Why do you bother with these overpriced routers?

How that? If the energy demands of the base functionality already differs between a consolidated all in one and a decentralized BYOD solution, how is adding essentially the same number(s) to both sides of the inequality change that absolute difference?

I grant you that the relative difference between the solutions will get smaller, but I for one have to pay my absolute energy consumption, so X awatts more or less makes a noticeable difference to me.

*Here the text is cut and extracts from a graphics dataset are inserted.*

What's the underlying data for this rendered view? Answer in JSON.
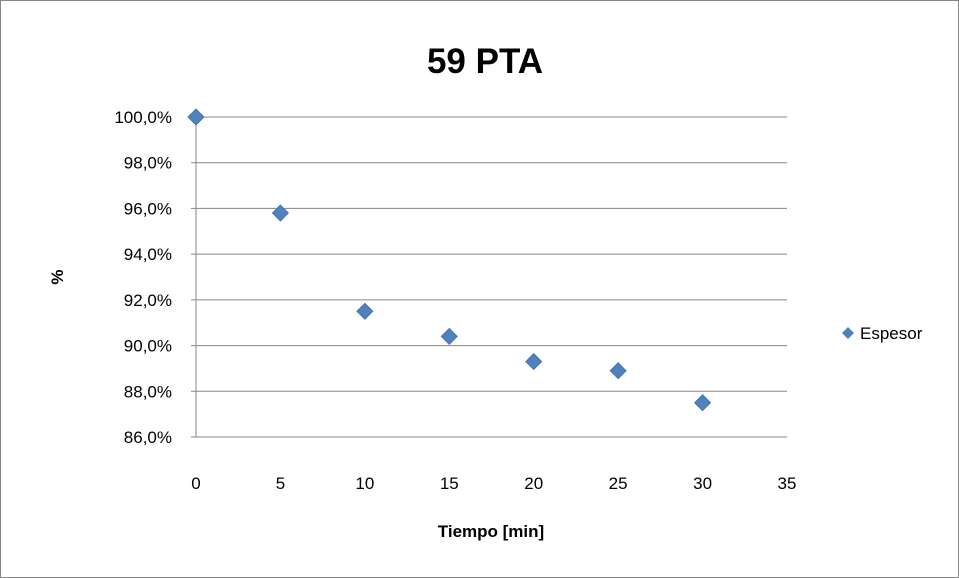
{
  "chart_data": {
    "type": "scatter",
    "title": "59 PTA",
    "xlabel": "Tiempo [min]",
    "ylabel": "%",
    "xlim": [
      0,
      35
    ],
    "ylim": [
      86.0,
      100.0
    ],
    "x_ticks": [
      0,
      5,
      10,
      15,
      20,
      25,
      30,
      35
    ],
    "y_ticks": [
      86.0,
      88.0,
      90.0,
      92.0,
      94.0,
      96.0,
      98.0,
      100.0
    ],
    "y_tick_labels": [
      "86,0%",
      "88,0%",
      "90,0%",
      "92,0%",
      "94,0%",
      "96,0%",
      "98,0%",
      "100,0%"
    ],
    "grid": "horizontal",
    "legend_position": "right",
    "series": [
      {
        "name": "Espesor",
        "color": "#4F81BD",
        "marker": "diamond",
        "x": [
          0,
          5,
          10,
          15,
          20,
          25,
          30
        ],
        "y": [
          100.0,
          95.8,
          91.5,
          90.4,
          89.3,
          88.9,
          87.5
        ]
      }
    ]
  }
}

Full disclosure, I am running a mixture of consolidated and decentralized:
bt homehub5a as bridged modem ~7W
turris omnia as dualband WiFi router ~8 W (running SQM/pakon IDS)
gigaset c610ipa, VoIP basestation ~1.4W
total: ~16-17 W
This already consumes more than a modern top of the line all-in-one modem-WiFi-router like a Fritzbox 7590 (estimated ~11-15W depending on usage patterns). I doubt that exchanging the omnia with a wired only router an a dual band AP would not add noticeably more to this difference...
(These are averaged numbers over multiple hours to days, so reflect the average consumption well. I prefer longer term averages over simply trusting idle power values taken from datasheets, but then I can measure longer term energy consumption reasonably well, instantaneous power less so).

Sidenote: Over here is an attempt to collect typical energy consumption numbers for devices in a home network, to allow better informed decisions when taking expected energy consumption into accpunt when designing/extending a home network.